I wrote code that scraps every day of the year and saves it in a separate .xlms file for each day.
start <- as.Date("25-01-19",format="%d-%m-%y")
end <- as.Date("17-12-19",format="%d-%m-%y")
theDate <- start
while (theDate <= end)
{
url <- (paste0("http://www.b3.com.br/pt_br/produtos-e-servicos/emprestimo-de-ativos/renda-variavel/emprestimos-registrados/renda-variavel-8AE490CA64CD50310164D1EFD6412F1C.htm?data=",format(theDate,"%d/%m/%y"),"&f=0"))
site <- read_html(url)
Info_Ajuste_HTML <- html_nodes(site,'table')

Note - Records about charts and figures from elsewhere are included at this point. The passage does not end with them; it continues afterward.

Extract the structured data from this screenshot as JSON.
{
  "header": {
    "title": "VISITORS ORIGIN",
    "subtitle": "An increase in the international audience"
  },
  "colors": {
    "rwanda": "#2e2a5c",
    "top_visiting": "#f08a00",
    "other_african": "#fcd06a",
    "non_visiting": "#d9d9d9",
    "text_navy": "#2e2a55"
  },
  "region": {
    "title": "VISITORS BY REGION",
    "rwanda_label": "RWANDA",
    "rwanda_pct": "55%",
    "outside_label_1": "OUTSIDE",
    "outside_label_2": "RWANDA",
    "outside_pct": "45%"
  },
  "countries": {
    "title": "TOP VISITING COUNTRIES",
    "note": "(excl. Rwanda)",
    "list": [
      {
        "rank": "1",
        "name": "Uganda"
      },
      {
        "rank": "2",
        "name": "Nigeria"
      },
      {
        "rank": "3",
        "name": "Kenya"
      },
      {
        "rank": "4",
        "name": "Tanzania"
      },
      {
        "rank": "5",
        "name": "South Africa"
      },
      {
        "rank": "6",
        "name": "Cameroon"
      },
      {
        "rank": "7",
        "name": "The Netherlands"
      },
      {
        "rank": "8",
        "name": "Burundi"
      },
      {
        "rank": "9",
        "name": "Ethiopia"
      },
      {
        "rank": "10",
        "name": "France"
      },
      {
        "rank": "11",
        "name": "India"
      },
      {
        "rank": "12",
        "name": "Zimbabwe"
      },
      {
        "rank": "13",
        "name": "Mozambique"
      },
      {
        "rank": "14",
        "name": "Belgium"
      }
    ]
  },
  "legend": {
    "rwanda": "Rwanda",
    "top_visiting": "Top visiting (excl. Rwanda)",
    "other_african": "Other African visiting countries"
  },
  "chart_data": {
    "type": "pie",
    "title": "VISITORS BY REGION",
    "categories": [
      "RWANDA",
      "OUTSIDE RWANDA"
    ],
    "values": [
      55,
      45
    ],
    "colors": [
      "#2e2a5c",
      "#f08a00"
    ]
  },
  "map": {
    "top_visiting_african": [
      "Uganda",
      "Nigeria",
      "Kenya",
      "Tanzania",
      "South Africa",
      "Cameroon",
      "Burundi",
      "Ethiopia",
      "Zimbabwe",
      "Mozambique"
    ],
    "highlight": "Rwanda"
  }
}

Info_ajuste <- html_text(Info_Ajuste_HTML)
head(Info_ajuste,20)
t <- head(Info_Ajuste_HTML)
lista_tabela <- site %>%
html_nodes("table") %>%
html_table(fill = TRUE)
str(lista_tabela)
head(lista_tabela[[1]], 10)
if (t =="character(0)") {
theDate <- theDate + 1
} else {
... code ...
The url accessed is dynamic and changes for each day. The problem is in the days when the site goes offline, generates the error "character (0)" when executing the command: >head (Info_ajuste, 20), and the error: "{xml_nodeset (0)}" when executing >head (Info_Ajust_HTML).
This is because it downloads a table and on some days the site does not make that table available.
I needed to create an "if" to skip the days that give this error.